I waited over an hour for Ruth on a bench in the entrance of the police station. The rotating door spat out people going about their business as on an ordinary day. When she emerged from the other end of the hall her eyes seemed smaller, her lips grey. She lowered herself onto the bench by my side.
Ruth was taller than Dora, long-bodied, with legs ungainly as a foal’s. Her fingers were fine and tapered, no wedding band. Ruth was never the first person you would notice in a room, probably not even the second or third. But as she sat there trying to gather herself I felt her humility, her gentle watchfulness. She was a woman with no pretensions of any kind–to beauty or talent–no claim on public attention. This freed her, I believe, to have a true sense of another person. Which is a rare thing.
She started to rock forward and back, holding her arms across her body. ‘I told them Dora would never have left me to find her like that,’ she said. ‘She would never have done it without a note to me.’
‘No,’ I said. Nor to me, I thought. Ruth fumbled in her bag for a handkerchief.
‘They kept saying that the room was locked from the inside, that it seemed a pretty clear case. I told them she’d been investigating Hans’s activities in London for the Gestapo—’
Ruth broke off to put her hand to her face. ‘There is so much I didn’t see.’ She hunched over. When she spoke again her voice was a tight howl. ‘I could have warned her.’
I put my arm around her. ‘Dora didn’t see Hans turning. Neither did Bertie. You’re too hard on yourself.’
Her voice, when it came, was terrible. ‘I was closer.’
‘Sometimes,’ I stilled her flighty hands in mine, ‘that makes it more difficult.’
She started to weep. Her words came in a flurry. Something about seeing her husband at the embassy, about him engineering a practice run at kidnapping Bert at the French border. Then after the counter-trial he’d suddenly become happier, behaved like a man saved.
‘You can say it all at the inquest.’ I stood and held out my hand. ‘We should leave now.’
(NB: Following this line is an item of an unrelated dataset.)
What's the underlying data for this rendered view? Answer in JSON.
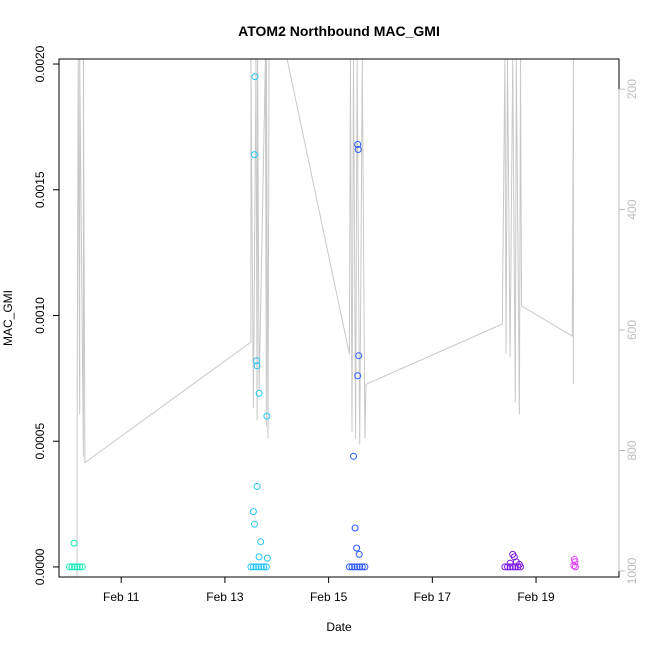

It was as if she didn’t hear me. Then she said something I didn’t catch. I bent to her, cupped my hand under her elbow. She turned her eyes to me, blurred with pain, and repeated, ‘It should have been me. With her.’
I didn’t think she would be able to get up. ‘You should stay with me and Christiane tonight.’
She shook her head. She would go back to the flat. They were not even treating it as a crime scene.
‘But the door is smashed open,’ I protested. ‘You’ll be scared.’
Her response came from some far place. ‘They won’t be back,’ she said. ‘I need to empty the cupboard. They will have photographed what they wanted, and left it now for Scotland Yard to find and use against people.’ When she looked at me I saw something solidify behind her eyes, some decision quietly made. ‘Besides, we’ve done it before. A chair against the door.’
At the coroner’s court a jury had been empanelled in rows on the right-hand side of the room. When the coroner came in we all stood. S. Ingleby Oddie was a silver-haired man in his sixties with a narrow, lined face and dark circumflex eyebrows: a face set in permanent surprise, so as never to reveal any. He took his papers from a briefcase and laid them on the desk. In front of him was a table for counsel: Mathilde’s family had hired a barrister. No one represented Dora. Her mother, Else, I heard later, had been taken off to a camp, as they often did with relatives of their victims.